Namun keunggulan gas tidak berhenti pada angka emisi. Chandra menekankan aspek fleksibilitas operasional yang menjadi nilai tambah utama pembangkit gas. Kemampuan fast ramping membuat pembangkit gas dapat dengan cepat menyesuaikan pasokan listrik, terutama saat produksi energi surya dan angin naik-turun mengikuti cuaca.
“Faktor ini menjadikan gas sebagai penopang utama keandalan sistem kelistrikan selama periode transisi energi,” ungkapnya.
Di sisi bisnis, Pertamina NRE pun tidak tinggal diam. Perusahaan pelat merah ini tengah memperkuat portofolio gas to power sebagai bagian dari strategi pertumbuhan ganda: menjaga ketahanan energi nasional sekaligus memperluas bisnis rendah karbon.
“Salah satu proyek utamanya adalah Jawa Satu Power berkapasitas 1.760 megawatt yang terintegrasi dengan fasilitas floating storage regasification unit (FSRU) di Jawa Barat, serta sejumlah proyek pembangkit gas untuk kebutuhan industri dan captive power,” terangnya.
Meski demikian, Chandra mengingatkan bahwa gas tidak boleh menjadi ketergantungan jangka panjang. Tanpa arah kebijakan dekarbonisasi yang tegas, gas justru berisiko menghambat target Net Zero Emission 2060.

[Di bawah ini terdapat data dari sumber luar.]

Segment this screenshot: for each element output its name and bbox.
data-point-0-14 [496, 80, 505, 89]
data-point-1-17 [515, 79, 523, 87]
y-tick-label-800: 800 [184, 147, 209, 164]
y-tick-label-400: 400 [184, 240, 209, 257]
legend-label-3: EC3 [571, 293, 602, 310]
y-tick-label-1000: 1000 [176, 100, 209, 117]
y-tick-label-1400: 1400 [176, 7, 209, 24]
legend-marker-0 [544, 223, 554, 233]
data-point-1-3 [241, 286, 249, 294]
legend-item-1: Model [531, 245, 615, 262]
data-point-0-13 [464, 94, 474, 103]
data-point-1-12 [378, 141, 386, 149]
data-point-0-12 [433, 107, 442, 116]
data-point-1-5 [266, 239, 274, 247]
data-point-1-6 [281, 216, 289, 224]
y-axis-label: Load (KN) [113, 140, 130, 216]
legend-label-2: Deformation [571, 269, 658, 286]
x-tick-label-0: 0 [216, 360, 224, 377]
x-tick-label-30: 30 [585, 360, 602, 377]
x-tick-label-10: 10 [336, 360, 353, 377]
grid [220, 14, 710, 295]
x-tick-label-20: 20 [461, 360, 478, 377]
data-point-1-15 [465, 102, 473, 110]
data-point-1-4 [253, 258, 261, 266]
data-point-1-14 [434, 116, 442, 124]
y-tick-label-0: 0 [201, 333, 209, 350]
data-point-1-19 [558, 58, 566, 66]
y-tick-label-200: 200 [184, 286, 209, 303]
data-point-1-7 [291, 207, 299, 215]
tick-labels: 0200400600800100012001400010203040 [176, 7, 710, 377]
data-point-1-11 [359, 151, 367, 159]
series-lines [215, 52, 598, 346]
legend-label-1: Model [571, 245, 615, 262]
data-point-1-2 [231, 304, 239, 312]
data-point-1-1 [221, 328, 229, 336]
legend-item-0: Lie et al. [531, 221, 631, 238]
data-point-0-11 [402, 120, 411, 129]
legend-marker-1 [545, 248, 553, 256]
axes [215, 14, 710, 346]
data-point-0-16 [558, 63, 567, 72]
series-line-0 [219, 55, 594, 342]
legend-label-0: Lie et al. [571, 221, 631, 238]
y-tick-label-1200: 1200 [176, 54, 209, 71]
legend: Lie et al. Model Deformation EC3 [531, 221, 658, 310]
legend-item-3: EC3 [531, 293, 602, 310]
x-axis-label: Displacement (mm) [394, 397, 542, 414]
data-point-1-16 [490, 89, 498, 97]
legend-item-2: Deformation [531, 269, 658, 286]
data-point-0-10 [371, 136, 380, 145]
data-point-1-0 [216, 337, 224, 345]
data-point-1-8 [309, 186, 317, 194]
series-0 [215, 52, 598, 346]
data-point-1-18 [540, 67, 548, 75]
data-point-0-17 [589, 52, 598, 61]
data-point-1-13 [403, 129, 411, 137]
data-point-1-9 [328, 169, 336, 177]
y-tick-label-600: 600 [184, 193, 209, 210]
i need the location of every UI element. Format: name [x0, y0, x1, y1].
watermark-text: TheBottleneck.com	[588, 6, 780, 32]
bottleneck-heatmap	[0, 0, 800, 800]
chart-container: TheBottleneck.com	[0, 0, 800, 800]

Ia menegaskan, adopsi teknologi seperti carbon capture, utilization and storage, hidrogen biru, serta biometana harus dipercepat agar gas benar-benar berfungsi sebagai energi transisi, bukan sekadar menunda peralihan ke energi bersih sepenuhnya.
Di tengah tarik-menarik antara keandalan dan keberlanjutan, gas alam tampaknya masih akan berdiri di garis depan, bukan sebagai tujuan akhir, melainkan sebagai penopang agar langkah Indonesia menuju masa depan energi tetap stabil dan terarah. (her)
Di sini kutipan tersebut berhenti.